Ist Evelyn Burdecki also gar nicht das Dummchen, für das sie sich ausgibt? Mit der öffentlichen Verwirrung um ihren Intellekt kokettiert sie immer wieder – und gießt weiter Öl ins Verschwörungstheorie-Feuer. Mehrfach betont sie, dass sie Fachabitur habe: “So dumm kann ich also gar nicht sein.” In Physik schaffte es die 30-Jährige auf ganze 12 Punkte. Wie lässt sich das mit ihrer scheinbaren Unfähigkeit vereinbaren, einfachste logische Zusammenhänge nicht zu verstehen? Evelyn selbst gibt an, sie hätte einfach “liebe Lehrer” gehabt, die ihr die ein oder andere Sache hätten durchgehen lassen. Ob auch hier das “Kindchenschema” gegriffen hat?
“Eine bessere Note aus Kulanz habe ich wohl noch nie gegeben, aber wohl aus pädagogischen Erwägungen heraus. Um einen etwas schlechteren Schüler zu motivieren”, sagt Michael Hering. Er ist Lehrer am OSZ Handel 1 in Berlin-Kreuzberg und lässt sich von weitaufgerissenen Augen und naiven Nachfragen nicht blenden. Und auch wenn er nicht für alle Schulen sprechen kann, sagt Hering: “Natürlich versuchen wir, die Mühe, die sich jemand gibt, auch in eine Note zu gießen. Aber um eine wirklich gute Bewertung zu bekommen, ist es bei mir wohl so wie bei meinen Kolleginnen und Kollegen: Bemühen allein reicht nicht.”

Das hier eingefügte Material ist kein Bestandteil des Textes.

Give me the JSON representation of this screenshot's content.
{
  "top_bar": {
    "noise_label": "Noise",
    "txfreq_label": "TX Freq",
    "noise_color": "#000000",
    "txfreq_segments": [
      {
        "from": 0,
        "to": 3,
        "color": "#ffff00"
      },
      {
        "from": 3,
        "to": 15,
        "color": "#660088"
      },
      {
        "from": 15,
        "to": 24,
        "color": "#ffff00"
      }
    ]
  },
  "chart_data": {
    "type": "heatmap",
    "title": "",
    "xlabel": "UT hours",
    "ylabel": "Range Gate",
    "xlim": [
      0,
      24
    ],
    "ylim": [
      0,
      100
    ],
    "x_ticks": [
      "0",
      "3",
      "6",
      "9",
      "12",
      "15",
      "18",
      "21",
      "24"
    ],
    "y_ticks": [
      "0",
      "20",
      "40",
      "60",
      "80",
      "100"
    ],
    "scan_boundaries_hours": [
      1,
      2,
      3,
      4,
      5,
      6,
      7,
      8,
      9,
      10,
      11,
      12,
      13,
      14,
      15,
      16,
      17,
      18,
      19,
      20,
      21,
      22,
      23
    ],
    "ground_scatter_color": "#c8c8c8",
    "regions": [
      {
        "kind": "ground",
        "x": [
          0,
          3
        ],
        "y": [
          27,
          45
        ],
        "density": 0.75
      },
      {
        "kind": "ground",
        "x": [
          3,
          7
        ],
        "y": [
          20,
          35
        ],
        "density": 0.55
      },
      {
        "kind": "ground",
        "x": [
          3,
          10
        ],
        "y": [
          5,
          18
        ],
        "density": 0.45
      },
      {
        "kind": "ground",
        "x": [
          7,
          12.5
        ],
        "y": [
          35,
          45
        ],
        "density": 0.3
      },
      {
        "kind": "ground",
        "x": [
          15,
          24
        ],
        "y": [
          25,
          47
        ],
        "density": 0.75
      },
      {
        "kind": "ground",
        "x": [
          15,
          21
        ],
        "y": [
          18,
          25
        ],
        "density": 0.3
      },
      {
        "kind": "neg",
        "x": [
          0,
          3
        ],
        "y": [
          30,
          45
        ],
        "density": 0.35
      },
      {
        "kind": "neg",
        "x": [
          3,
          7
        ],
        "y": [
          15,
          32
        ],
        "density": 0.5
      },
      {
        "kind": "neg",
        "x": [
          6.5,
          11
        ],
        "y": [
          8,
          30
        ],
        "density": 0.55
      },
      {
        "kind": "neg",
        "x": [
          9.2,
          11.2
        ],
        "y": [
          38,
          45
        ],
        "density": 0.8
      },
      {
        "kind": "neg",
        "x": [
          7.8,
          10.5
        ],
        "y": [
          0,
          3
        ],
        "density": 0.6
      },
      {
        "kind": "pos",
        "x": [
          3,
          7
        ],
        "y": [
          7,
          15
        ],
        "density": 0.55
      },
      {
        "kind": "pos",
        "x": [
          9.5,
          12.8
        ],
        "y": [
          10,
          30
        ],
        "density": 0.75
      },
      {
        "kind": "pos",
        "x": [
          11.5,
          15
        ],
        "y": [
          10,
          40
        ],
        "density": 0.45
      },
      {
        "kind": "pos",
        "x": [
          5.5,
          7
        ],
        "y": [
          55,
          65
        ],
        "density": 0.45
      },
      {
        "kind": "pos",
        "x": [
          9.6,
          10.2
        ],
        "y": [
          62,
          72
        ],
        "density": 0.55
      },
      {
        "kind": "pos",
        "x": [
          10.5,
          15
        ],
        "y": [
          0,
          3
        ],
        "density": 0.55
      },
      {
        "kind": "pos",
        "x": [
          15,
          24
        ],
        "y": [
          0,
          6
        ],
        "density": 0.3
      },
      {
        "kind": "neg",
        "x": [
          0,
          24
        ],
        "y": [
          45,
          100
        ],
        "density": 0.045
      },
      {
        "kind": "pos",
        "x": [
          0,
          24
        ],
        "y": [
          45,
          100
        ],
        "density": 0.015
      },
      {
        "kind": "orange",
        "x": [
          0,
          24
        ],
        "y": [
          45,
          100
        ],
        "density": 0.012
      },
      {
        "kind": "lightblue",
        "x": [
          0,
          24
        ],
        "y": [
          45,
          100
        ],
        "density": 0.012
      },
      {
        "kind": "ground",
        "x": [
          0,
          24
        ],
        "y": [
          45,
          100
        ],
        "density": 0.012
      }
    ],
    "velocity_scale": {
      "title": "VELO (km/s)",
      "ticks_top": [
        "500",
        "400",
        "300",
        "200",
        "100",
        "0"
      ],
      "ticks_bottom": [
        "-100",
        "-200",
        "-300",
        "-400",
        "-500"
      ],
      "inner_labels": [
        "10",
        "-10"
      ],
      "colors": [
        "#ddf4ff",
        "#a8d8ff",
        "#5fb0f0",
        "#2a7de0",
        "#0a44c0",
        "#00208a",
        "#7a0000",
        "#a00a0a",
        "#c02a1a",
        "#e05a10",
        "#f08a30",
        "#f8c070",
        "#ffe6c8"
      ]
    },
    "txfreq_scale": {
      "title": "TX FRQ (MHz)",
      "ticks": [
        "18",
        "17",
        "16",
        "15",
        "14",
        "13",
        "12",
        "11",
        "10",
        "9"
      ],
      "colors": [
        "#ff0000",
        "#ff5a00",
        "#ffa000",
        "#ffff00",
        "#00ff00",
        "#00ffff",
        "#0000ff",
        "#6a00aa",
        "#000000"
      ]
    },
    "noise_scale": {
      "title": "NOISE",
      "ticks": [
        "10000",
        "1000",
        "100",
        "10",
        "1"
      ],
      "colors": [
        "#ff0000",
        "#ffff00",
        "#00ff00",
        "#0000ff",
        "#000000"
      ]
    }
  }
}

Was für die Schulzeit gilt, lässt sich auch auf den harten Alltag des Z-Promi-Daseins übertragen. Selbst wenn es sich bei dieser Dummchen-Nummer von Evelyn also um einen PR-Trick handeln sollte – irgendwann muss sich die ehemalige Bachelor-Kandidatin etwas Neues überlegen.
Denn vielleicht wird man mit sympathischer Blödheit Dschungelkönigin, wenn man Glück hat, darf man danach nochmal zu Promi Shopping Queen, das wars dann aber auch schon mit der großen Trash-Karriere. Weil die Flut an ehemaligen Datingshow-Kandidatinnen nicht abreißt und die eben auch wissen, wie weit sie die Augen aufreißen müssen, damit die Kamera auf ihnen bleibt.